The Vermont Senate advanced H871, a comprehensive measure aimed at restarting a state-supported school-construction aid program and standing up a Facilities Master Plan grant process.
On the floor the Senator from Rutland, speaking for the Education Committee, described the state's school-facility funding gap and the bill's response: Vermont districts currently spend about $170,000,000 a year on facilities while industry benchmarks suggest roughly $570,000,000 annually is needed to maintain existing inventory. "That brings you to $570,000,000 per year required to maintain school," the reporter said, framing H871 as one element of a broader strategy to address deferred maintenance and capital needs.

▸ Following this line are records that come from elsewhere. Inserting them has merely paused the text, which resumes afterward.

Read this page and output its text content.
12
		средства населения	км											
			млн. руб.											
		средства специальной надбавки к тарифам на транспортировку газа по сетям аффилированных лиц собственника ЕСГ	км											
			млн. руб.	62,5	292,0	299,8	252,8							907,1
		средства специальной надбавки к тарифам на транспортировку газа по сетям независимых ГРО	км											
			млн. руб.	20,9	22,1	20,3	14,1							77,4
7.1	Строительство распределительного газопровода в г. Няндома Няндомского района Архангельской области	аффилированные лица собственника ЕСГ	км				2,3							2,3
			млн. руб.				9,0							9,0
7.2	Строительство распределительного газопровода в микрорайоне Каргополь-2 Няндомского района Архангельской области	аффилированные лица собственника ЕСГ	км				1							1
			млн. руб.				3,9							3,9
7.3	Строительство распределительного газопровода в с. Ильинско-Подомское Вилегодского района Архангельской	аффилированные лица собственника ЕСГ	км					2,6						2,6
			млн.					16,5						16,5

H871 would establish a master Facilities Master Plan Grant Program (award decisions to be prioritized by applicants' poverty factor and facilities-condition index), create a School Construction Working Group charged with producing actionable legislation by Dec. 15, 2024, require AOE and DGS coordination for prequalification of design firms, and set a funding-sunset date for the grant program (June 2029). The bill also raises the threshold for state-construction bid advertising from $501,000 (transcript text indicates the prior threshold) to $2,000,000, and allows boards to proceed where three bids are not received.
Committee testimony included Department of Education officials, the Vermont Bond Bank, school boards and advocates; the committee reported a unanimous recommendation and the Senate ordered third reading.
Next steps: H871 will return for third reading where the Senate may adopt final amendments before moving the measure forward to any further legislative steps.